Eeny-Meeny-Miny-Moach, Which Call Do I Choose to Coach?
I was shadowing several call coaches as part of a call coach mentoring program for one of our clients. It was interesting to watch these coaches select the calls they were going to analyze. The coach quickly dismissed any call shorter than two minutes and any call longer than five minutes, gravitating to a call between three and five minutes in length. The assumption was that any call less than two minutes had no value for coaching purposes. Dismissing longer calls was done, admittedly, because they didn’t want to take the time to listen to them. Unfortunately, this is not an uncommon practice. Yet, there are a couple of problems with this approach:
- You are not getting a truly random sample of the agents performance. If you are simply coaching an occasional call, this may not be a major issue. If you are using the results for bonuses, performance mangement or incentive pay, then your sampling process may put you at risk. What you’re really doing by eliminating calls based on time is reducing your sample to a census of calls in a certain time range, but it’s not a true picture of an agents performance over their entire sample of calls.
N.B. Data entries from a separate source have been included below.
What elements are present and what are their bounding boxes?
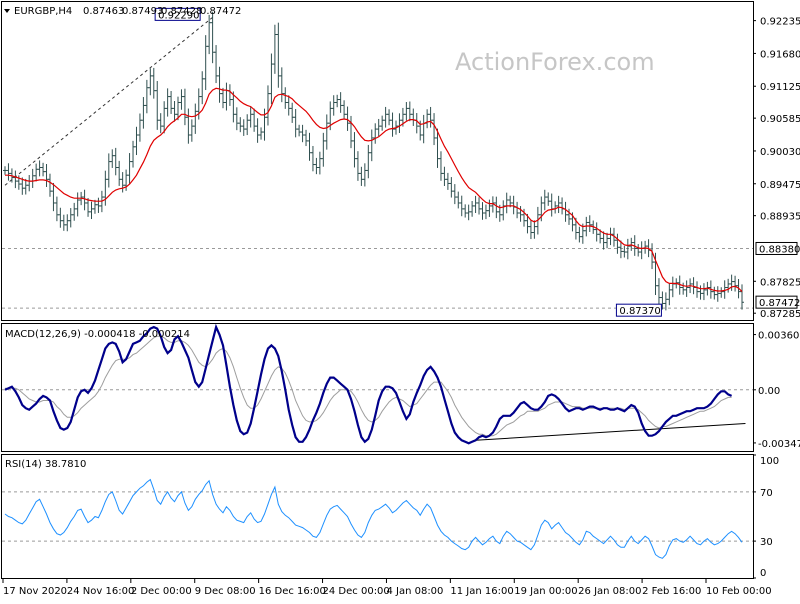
price-annotation-text: 0.87370 <box>619 306 660 317</box>
macd-ytick-label: 0.003609 <box>758 331 800 342</box>
price-ytick-label: 0.91125 <box>760 82 800 93</box>
price-ytick-label: 0.87825 <box>760 277 800 288</box>
time-tick-label: 24 Nov 16:00 <box>67 586 134 597</box>
price-ytick-label: 0.91680 <box>760 49 800 60</box>
time-tick-label: 4 Jan 08:00 <box>386 586 443 597</box>
price-tag-text: 0.87472 <box>759 298 800 309</box>
macd-ytick-label: -0.003472 <box>758 439 800 450</box>
price-header-open: 0.87463 <box>83 6 124 17</box>
time-tick-label: 16 Dec 16:00 <box>259 586 326 597</box>
price-header-low: 0.87428 <box>161 6 202 17</box>
time-tick-label: 19 Jan 00:00 <box>514 586 577 597</box>
price-ytick-label: 0.90585 <box>760 114 800 125</box>
price-ytick-label: 0.89475 <box>760 180 800 191</box>
price-tag-1: 0.87472 <box>756 296 800 309</box>
price-header-symbol: EURGBP,H4 <box>14 6 72 17</box>
price-ytick-label: 0.87285 <box>760 309 800 320</box>
time-tick-label: 10 Feb 00:00 <box>706 586 772 597</box>
macd-label: MACD(12,26,9) -0.000418 -0.000214 <box>5 329 190 340</box>
time-tick-label: 2 Feb 16:00 <box>642 586 701 597</box>
time-tick-label: 9 Dec 08:00 <box>195 586 256 597</box>
rsi-label: RSI(14) 38.7810 <box>5 459 86 470</box>
price-ytick-label: 0.90030 <box>760 147 800 158</box>
price-tag-text: 0.88380 <box>759 244 800 255</box>
price-header-high: 0.87493 <box>122 6 163 17</box>
time-tick-label: 24 Dec 00:00 <box>323 586 390 597</box>
price-annotation-1: 0.87370 <box>616 304 661 317</box>
rsi-ytick-label: 30 <box>760 537 773 548</box>
time-tick-label: 2 Dec 00:00 <box>131 586 192 597</box>
time-tick-label: 17 Nov 2020 <box>3 586 67 597</box>
rsi-ytick-label: 0 <box>760 568 766 579</box>
price-ytick-label: 0.92235 <box>760 17 800 28</box>
macd-ytick-label: 0.00 <box>758 386 780 397</box>
price-ytick-label: 0.88935 <box>760 212 800 223</box>
watermark: ActionForex.com <box>455 48 655 76</box>
rsi-ytick-label: 100 <box>760 456 779 467</box>
price-header-close: 0.87472 <box>200 6 241 17</box>
time-tick-label: 11 Jan 16:00 <box>450 586 513 597</box>
price-tag-0: 0.88380 <box>756 242 800 255</box>
rsi-ytick-label: 70 <box>760 488 773 499</box>
time-tick-label: 26 Jan 08:00 <box>578 586 641 597</box>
- You are ignoring real “moments of truth” in which customers are being impacted. Customers can make critical decisions about your company in thirty second calls and thirty minute calls. To avoid listening to these calls is turning a blind eye to, what may be, very critical interactions between customers and CSRs. I have, unfortunately, witnessed situations in which CSRs rushed customers off the phone. I’ve even known a few CSRs to routinely placing callers on hold, immediately after answering the phone, and then releasing the call. In the case of my client today, the QA team would never catch it. It always happened in less than 30 seconds.
- You may be missing out on valuable data. Short calls often happen because of misdirected calls or other process problems. Quantifying why these are occuring could save you money and improve one call resolution as well as customer satisfaction. You might also discover simple questions that aren’t currently being handled by your IVR. Likewise, longer calls may result from situations that have seriously gone awry for a customer. Digging in to the reasons may yeild valuable information about problems in the service delivery system that will save you time and future calls.
Capturing and analyzing a truly random sample of phone calls will, in the long run, protect and benefit everyone involved.